Can I use both Yieldstreet and Percent?
Yes. Many alternative investment portfolios benefit from diversification across platforms. Yieldstreet and Percent overlap in some asset classes but may offer different deal structures, fee models, and investment approaches.
Which platform has better returns?
Historical returns vary by specific investment and time period. Yieldstreet has a higher overall rating, but past performance doesn't guarantee future results. Both platforms provide different risk-return profiles depending on the specific offerings you choose.

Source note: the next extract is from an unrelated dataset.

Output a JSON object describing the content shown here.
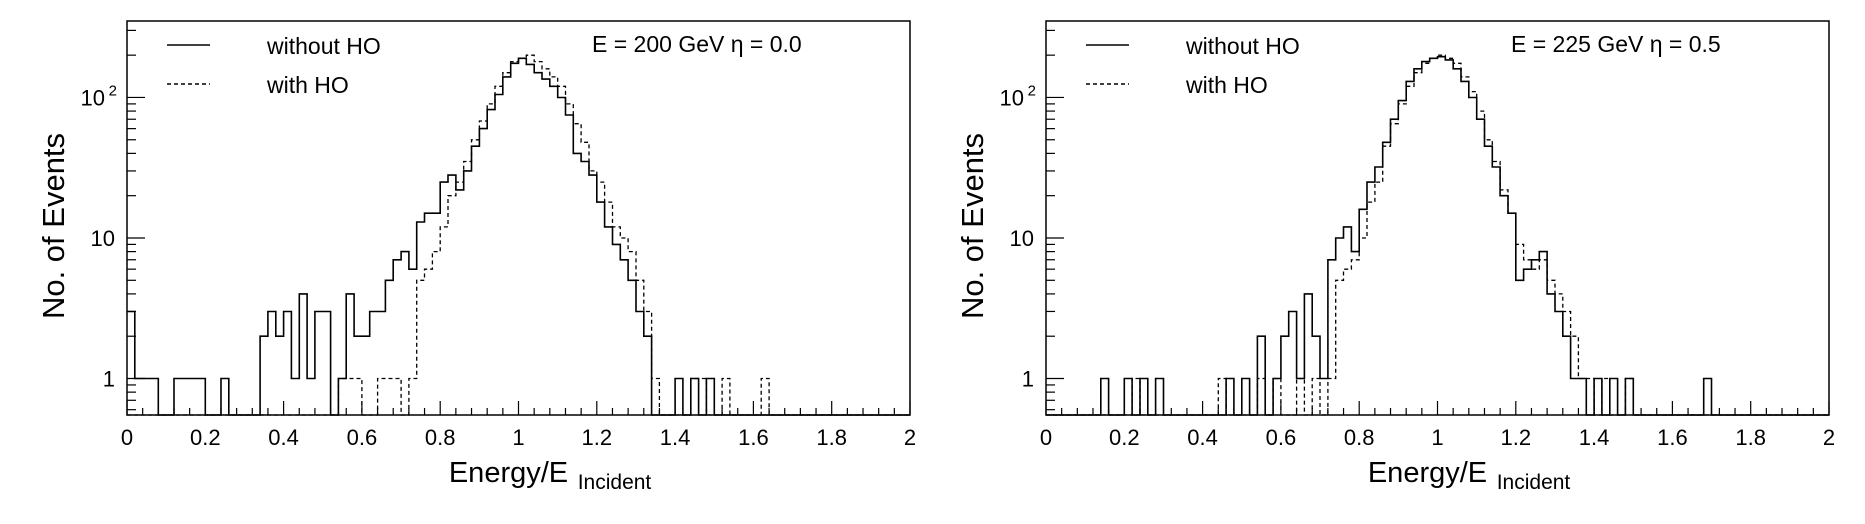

Are Yieldstreet and Percent safe?
Both platforms are legitimate, regulated investment services. Yieldstreet is regulated by SEC. Percent is regulated by SEC. As with all alternative investments, there is inherent risk — these are generally illiquid, long-term investments and not FDIC insured.
Percent Asset Classes
Yieldstreet Asset Classes
Percent
Pros
- +Low minimum investment of $500 makes private credit accessible to retail accredited investors
- +Competitive fee structure at 1% management fee plus 10% of yield, below industry standards
- +Strong historical returns averaging 14.47% for matured deals with 14.9% in 2024
- +Transparent fee disclosure and pricing model
Cons
- −Requires accredited investor status, limiting accessibility to high-net-worth individuals
- −Capital is illiquid and locked in for the duration of each deal
- −3.51% charge-off rate indicates default risk in portfolio
- −Higher yields come with higher risk profiles than traditional investments
Yieldstreet
Pros
- +Offers 10+ alternative asset classes including art, real estate, venture capital, and private credit on single platform
- +Prism Fund available to non-accredited investors with lower $2,500 minimum investment
- +Historical net annualized return of 7.4% since 2015 outperforms traditional stock/bond portfolios
- +Willow 360 automated investing solution provides diversified portfolio management across three professional fund managers
Cons
- −Not accredited by Better Business Bureau and receives lackluster reviews with positive feedback primarily from 2022 and earlier
- −Individual offerings require accredited investor status with net worth exceeding $1 million
- −Management fees range from 0% to 2.5% annually plus additional originator and administrative fees
- −Most investments are illiquid with limited secondary market for early exits
Disclaimer: ModernAlts is an independent research platform. We may receive compensation from platforms we review. Nothing on this site constitutes investment, legal, or tax advice. Alternative investments involve risk including possible loss of principal. Past performance is not indicative of future results.